From what type of shop floor action to take to what type of union apparel to purchase, rank-and-file members were handed the reins for nearly all decisions that had previously been made exclusively by staff. Modern unions often rhetorically tell workers “they are the union” without actually letting them be the union and drive the organization. This changed with the Stamford hotel workers in exaggerated form, with an eye on speeding up the process of moving rank-and-file organizers into the non-union organizing.

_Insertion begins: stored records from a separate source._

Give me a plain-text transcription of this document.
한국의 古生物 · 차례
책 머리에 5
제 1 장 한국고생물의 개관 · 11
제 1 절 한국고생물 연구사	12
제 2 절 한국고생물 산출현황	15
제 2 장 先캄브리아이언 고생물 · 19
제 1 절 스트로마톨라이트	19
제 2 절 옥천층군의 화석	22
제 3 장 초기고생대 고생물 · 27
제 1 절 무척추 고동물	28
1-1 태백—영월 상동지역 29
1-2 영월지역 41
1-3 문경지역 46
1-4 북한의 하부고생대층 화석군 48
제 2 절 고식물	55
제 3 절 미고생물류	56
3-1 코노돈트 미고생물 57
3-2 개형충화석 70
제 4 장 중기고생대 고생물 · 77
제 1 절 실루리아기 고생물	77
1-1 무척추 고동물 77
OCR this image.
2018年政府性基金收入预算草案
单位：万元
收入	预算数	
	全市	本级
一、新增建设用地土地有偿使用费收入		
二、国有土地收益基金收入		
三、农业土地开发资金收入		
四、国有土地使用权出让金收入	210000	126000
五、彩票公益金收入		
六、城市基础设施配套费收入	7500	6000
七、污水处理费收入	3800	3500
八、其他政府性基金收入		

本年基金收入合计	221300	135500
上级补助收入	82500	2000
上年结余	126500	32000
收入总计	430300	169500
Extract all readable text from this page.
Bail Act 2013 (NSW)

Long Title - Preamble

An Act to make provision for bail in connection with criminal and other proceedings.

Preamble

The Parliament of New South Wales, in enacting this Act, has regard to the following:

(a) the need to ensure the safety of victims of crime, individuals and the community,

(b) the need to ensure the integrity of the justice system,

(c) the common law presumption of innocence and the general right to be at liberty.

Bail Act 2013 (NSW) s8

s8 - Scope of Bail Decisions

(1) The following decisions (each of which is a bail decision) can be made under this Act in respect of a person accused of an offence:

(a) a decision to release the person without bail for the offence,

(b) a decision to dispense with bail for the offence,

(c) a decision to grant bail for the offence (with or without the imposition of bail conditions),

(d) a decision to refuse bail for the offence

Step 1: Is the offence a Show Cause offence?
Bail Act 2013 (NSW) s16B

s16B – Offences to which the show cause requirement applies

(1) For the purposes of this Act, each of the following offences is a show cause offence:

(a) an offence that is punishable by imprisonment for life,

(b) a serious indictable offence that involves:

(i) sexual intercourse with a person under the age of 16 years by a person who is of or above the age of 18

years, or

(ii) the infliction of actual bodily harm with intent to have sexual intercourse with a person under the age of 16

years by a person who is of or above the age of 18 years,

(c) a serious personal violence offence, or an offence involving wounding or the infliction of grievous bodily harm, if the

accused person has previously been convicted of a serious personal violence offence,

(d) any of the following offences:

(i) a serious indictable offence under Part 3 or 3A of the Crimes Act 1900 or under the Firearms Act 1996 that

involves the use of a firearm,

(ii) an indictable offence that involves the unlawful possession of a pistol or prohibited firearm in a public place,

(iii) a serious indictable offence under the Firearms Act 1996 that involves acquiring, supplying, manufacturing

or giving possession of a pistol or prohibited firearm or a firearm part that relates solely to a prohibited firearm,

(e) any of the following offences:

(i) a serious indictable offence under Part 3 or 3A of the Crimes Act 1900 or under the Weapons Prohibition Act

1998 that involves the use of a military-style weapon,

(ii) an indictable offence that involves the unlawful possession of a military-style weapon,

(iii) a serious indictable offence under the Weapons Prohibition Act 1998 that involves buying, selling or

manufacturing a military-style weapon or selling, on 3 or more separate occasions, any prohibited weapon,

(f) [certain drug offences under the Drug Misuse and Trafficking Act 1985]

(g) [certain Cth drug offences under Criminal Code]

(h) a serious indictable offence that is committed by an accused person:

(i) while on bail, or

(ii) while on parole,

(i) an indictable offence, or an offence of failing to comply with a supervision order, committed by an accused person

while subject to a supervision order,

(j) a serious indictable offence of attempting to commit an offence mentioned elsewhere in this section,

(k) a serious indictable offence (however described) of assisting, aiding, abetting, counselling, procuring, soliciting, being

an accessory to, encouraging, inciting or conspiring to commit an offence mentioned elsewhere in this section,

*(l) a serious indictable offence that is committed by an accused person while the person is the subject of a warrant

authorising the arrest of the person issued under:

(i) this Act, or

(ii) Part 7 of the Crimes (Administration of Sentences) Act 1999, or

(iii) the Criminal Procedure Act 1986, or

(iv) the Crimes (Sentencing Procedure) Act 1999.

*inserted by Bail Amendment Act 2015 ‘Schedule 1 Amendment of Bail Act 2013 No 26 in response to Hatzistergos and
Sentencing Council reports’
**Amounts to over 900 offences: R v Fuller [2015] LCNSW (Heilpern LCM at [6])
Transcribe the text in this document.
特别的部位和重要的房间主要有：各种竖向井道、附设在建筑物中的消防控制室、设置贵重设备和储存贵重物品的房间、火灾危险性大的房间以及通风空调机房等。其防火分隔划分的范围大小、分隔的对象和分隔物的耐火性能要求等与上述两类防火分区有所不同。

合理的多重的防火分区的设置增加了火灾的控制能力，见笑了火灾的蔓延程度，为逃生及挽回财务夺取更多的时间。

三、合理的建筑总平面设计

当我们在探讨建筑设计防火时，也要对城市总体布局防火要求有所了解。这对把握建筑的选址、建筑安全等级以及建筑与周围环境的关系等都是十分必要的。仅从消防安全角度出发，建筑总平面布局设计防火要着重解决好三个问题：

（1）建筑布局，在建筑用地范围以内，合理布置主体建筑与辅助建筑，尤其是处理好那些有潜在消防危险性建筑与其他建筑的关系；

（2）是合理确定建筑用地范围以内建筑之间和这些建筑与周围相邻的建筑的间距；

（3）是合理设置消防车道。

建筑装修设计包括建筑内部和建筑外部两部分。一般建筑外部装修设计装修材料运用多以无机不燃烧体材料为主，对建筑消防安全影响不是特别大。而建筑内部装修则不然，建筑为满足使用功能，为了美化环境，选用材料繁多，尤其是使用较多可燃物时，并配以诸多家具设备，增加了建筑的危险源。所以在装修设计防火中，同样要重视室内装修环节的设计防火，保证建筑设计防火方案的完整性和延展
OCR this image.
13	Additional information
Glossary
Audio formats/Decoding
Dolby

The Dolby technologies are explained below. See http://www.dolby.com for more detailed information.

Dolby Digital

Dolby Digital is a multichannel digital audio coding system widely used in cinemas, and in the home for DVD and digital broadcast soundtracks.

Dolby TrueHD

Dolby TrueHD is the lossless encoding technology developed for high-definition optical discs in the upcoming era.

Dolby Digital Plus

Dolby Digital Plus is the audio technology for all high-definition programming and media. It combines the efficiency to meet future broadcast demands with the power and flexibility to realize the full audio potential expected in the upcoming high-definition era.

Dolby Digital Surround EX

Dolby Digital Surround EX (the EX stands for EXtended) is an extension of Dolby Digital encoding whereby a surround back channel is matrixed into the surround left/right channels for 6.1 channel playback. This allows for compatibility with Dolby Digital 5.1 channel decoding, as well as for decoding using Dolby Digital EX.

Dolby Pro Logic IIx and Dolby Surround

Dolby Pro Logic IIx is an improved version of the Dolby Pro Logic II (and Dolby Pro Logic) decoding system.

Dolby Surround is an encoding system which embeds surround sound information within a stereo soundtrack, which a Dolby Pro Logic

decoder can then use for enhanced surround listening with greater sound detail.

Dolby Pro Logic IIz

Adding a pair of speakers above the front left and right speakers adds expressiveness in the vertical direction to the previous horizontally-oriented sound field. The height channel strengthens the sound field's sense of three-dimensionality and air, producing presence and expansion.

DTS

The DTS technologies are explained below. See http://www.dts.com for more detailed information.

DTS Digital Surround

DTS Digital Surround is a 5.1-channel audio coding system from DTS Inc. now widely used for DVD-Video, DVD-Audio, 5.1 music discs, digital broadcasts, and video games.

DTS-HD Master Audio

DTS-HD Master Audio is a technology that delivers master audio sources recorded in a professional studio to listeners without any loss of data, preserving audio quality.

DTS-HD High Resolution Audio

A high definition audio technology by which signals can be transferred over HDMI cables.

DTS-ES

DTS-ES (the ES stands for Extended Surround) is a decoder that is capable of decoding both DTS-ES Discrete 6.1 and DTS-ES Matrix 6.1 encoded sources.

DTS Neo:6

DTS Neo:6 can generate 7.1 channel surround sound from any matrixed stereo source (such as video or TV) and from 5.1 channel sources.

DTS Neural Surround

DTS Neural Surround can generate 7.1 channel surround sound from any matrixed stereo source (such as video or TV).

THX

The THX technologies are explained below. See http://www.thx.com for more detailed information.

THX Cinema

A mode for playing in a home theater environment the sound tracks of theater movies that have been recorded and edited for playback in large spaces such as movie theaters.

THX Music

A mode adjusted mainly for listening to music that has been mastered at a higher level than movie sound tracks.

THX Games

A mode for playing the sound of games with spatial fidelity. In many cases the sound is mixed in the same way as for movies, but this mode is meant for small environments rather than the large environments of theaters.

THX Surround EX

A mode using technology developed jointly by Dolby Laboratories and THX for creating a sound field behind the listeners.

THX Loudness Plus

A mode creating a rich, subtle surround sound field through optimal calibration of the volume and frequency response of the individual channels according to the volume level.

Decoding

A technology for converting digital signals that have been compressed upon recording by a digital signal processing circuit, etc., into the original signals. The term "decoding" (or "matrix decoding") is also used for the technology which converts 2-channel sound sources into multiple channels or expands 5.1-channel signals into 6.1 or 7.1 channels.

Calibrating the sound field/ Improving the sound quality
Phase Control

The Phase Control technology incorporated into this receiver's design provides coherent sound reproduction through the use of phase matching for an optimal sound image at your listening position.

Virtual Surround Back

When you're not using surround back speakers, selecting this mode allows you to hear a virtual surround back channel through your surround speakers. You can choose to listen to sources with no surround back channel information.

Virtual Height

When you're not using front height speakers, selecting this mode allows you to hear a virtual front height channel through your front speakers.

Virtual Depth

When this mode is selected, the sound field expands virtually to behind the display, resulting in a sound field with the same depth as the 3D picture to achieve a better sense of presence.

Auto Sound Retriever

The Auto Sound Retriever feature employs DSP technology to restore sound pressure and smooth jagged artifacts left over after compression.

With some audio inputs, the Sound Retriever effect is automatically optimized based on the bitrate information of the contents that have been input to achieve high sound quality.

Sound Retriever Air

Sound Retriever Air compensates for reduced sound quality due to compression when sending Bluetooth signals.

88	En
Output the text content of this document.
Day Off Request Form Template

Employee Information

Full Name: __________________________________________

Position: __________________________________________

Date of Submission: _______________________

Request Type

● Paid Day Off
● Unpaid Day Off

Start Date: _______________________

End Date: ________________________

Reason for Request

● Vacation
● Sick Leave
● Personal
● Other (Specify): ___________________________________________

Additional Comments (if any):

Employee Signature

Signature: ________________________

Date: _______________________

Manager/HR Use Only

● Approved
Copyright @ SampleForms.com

Similarly, if members felt real day-to-day power on the shop-floor, the union posited, they would feel real incentive to take part in building that power by organizing. Shop-floor militancy, in the form of workplace actions to resolve everyday problems, built that sense of power. Most modern unions have allowed the grievance-resolution process to become heavily bureaucratized, with staff navigating a complex web of contractual and legal procedures in a lawyereqsue fashion alienating to the average worker. While issues can and are won for members in this arrangement, the system by design takes the struggle away from the shop-floor and the power out of the hands of the worker. Similar to the democracy strategy, the union implemented an issue resolution program focused on shop-floor action (rather than legalistic contract enforcement) in an exaggeratedly intense form. Every issue merited a workplace mobilization, with grievance meetings becoming nothing more than an arena for mass demonstrations. Soon, workers established a culture where workplace problems meant workers were expected to organize actions, rather than commence the legalistic, slow and physically-removed grievance procedure.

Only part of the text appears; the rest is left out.